The idea of supplementing the wages of former welfare recipients is considered unique in the United States.
By DIANE RADO
© St. Petersburg Times, published April 28, 2001
TALLAHASSEE -- Five years after national welfare reforms pushed people off welfare and into jobs, most former welfare recipients still live in poverty, studies show.
Friday, the Florida Legislature moved to do something about it.
Forging a new path in welfare reform, the state Senate approved legislation that would increase temporary cash assistance payments to poor families; broaden "transition" benefits, such as education and transportation, that help former welfare recipients acquire skills and get good jobs; and supplement the wages of former welfare recipients to boost their family incomes.
The state House gave preliminary approval to similar legislation on Friday.
The new benefits, part of bills sponsored by state Sen. Tom Lee, R-Brandon, and state Rep. Johnnie Byrd Jr., R-Plant City, would start in pilot programs in Hillsborough and Manatee counties. Recent estimates show that 1,051 people would be affected in Hillsborough and 190 people in Manatee. If the pilot programs work, the state would look to expand the benefits statewide.
"This points to kind of the new goal and one of the new areas of welfare reform: Now that a lot of people are working, how do we move people up the ladder," said Don Winstead, welfare reform administrator at the state Department of Children and Families. "This is the first effort by the Legislature to really address that."
Minnesota, Connecticut and Canada have some of the same programs to try to lift families out of poverty. But the idea of supplementing the wages of former welfare recipients is considered unique in the United States, Winstead said.

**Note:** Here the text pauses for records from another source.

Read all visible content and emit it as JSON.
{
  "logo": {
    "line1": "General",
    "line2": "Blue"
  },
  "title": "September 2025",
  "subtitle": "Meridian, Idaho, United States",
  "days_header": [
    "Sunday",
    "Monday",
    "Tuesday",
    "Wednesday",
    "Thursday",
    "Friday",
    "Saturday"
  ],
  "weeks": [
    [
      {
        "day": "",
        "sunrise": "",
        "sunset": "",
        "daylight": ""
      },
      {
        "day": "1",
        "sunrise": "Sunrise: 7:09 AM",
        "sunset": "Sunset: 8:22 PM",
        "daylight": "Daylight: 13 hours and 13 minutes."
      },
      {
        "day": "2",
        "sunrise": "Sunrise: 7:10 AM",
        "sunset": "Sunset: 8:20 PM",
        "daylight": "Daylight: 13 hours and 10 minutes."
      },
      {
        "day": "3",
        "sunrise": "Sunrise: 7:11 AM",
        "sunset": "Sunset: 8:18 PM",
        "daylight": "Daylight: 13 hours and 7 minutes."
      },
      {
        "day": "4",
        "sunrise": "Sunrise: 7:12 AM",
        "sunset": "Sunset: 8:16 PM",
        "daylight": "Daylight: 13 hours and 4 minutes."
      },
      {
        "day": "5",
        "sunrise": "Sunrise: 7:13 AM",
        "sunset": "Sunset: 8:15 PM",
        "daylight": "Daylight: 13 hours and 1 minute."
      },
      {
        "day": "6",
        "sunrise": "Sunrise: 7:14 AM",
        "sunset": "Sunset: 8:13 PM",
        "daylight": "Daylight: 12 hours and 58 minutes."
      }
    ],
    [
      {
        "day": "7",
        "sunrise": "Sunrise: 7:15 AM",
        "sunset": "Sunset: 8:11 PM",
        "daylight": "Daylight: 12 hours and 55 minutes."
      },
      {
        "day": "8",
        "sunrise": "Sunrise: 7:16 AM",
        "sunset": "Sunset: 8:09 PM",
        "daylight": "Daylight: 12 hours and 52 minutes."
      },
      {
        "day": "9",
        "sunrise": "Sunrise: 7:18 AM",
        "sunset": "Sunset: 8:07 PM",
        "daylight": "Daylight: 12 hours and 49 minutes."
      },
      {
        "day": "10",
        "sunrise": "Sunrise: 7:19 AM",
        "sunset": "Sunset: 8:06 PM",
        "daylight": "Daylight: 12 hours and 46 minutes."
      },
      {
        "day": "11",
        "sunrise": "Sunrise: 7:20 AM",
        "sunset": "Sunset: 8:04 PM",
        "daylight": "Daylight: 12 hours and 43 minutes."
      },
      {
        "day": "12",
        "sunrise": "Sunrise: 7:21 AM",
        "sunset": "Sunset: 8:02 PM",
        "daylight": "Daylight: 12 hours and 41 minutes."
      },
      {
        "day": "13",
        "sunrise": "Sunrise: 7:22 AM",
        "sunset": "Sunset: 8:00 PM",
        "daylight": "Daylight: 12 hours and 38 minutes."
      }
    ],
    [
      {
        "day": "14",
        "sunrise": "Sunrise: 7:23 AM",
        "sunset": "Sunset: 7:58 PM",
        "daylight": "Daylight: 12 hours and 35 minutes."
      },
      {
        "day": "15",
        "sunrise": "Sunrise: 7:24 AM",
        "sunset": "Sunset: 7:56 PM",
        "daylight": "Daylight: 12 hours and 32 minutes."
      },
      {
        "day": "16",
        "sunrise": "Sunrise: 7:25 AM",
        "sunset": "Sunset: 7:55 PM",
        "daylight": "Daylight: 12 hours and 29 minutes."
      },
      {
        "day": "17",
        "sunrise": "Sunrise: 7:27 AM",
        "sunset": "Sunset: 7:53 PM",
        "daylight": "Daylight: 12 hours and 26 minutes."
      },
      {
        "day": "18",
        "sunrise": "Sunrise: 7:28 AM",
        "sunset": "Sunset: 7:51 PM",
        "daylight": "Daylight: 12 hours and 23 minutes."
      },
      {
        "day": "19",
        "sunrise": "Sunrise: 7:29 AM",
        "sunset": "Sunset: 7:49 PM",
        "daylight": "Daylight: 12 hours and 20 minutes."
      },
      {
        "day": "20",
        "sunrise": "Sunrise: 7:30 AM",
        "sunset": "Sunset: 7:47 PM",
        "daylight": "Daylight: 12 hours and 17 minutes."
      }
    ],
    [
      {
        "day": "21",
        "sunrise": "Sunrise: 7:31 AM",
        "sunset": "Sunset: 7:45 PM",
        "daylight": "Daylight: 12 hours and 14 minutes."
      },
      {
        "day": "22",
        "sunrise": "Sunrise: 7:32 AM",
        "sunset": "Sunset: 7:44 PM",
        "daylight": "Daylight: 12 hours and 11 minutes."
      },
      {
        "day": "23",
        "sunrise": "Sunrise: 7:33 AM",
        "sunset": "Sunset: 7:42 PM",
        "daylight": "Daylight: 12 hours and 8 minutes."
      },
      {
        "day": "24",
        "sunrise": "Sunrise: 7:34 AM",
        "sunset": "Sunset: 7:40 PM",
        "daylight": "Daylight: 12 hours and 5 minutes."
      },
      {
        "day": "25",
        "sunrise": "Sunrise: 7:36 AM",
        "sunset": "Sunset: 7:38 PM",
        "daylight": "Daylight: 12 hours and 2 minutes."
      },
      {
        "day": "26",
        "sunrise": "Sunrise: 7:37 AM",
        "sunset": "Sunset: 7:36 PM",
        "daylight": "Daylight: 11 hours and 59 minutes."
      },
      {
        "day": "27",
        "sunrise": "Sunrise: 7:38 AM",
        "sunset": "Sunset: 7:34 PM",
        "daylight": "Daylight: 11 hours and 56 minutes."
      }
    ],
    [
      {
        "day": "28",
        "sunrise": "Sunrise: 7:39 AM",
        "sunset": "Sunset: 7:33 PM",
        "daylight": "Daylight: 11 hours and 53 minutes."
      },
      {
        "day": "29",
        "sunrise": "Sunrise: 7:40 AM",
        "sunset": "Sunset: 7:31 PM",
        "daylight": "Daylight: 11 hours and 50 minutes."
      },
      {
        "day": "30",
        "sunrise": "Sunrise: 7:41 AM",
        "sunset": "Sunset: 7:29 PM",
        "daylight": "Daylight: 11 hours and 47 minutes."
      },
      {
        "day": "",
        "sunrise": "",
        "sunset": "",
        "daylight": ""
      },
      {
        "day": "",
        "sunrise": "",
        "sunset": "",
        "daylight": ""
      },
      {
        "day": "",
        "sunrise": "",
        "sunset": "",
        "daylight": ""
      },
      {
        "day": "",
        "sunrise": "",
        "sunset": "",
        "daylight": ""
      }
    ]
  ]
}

Under the legislation approved in the Senate on Friday, former welfare recipients would get enough money from the state to bring their family incomes up to 100 percent of the federal poverty level. Individuals would have to be employed at least 32 hours a week, be a former recipient of temporary cash assistance and meet other qualifications.
The legislation also expands from two to four years the time that the state will provide support services, such as child care, education and transportation, to former welfare recipients. The state would spend about $3.5-million on the expanded benefits.
The legislation has gotten little attention this legislative session. Lee said he has been low-key about it. He decided to pursue the legislation after reading last summer about a similar expansion of benefits in Minnesota.
A analysis of the bill by legislative staff states that studies have shown that the welfare-to-work program has done little to lift people out of poverty. Since welfare reform was implemented statewide in 1996, the number of welfare cases has decreased by more than 120,000 families. "However, the income earned by these families leaves most of them (92 percent) at or below the federal poverty level," the analysis states.